Method: This paper introduces “confidential code analysis,” a novel paradigm that deeply integrates searchable symmetric encryption (SSE) with static program analysis, enabling precise data-flow and control-flow analysis directly over encrypted code via an encrypted reverse index.
Contribution/Results: We implement CoCoA—an open-source tool that performs high-fidelity vulnerability detection on encrypted PHP source code without revealing semantic or structural information. Evaluated on real-world applications, CoCoA achieves vulnerability detection rates comparable to plaintext-based analyzers, with only 42.7% average runtime overhead—substantially outperforming prior encrypted-domain analysis schemes. To our knowledge, CoCoA is the first systematic solution for secure outsourced code auditing that provides both provable privacy guarantees and practical analytical accuracy.
📝 Abstract
Software vulnerabilities continue to be the main cause of occurrence for cyber attacks.

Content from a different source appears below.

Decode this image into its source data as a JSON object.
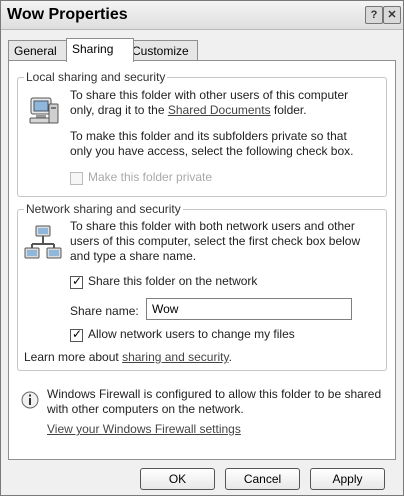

In an attempt to reduce them and improve software quality, software code analysis has emerged as a service offered by companies specialising in software testing. However, this service requires software companies to provide access to their software's code, which raises concerns about code privacy and intellectual property theft. This paper presents a novel approach to Software Quality and Privacy, in which testing companies can perform code analysis tasks on encrypted software code provided by software companies while code privacy is preserved. The approach combines Static Code Analysis and Searchable Symmetric Encryption in order to process the source code and build an encrypted inverted index that represents its data and control flows. The index is then used to discover vulnerabilities by carrying out static analysis tasks in a confidential way. With this approach, this paper also defines a new research field -- Confidential Code Analysis --, from which other types of code analysis tasks and approaches can be derived. We implemented the approach in a new tool called CoCoA and evaluated it experimentally with synthetic and real PHP web applications. The results show that the tool has similar precision as standard (non-confidential) static analysis tools and a modest average performance overhead of 42.7%.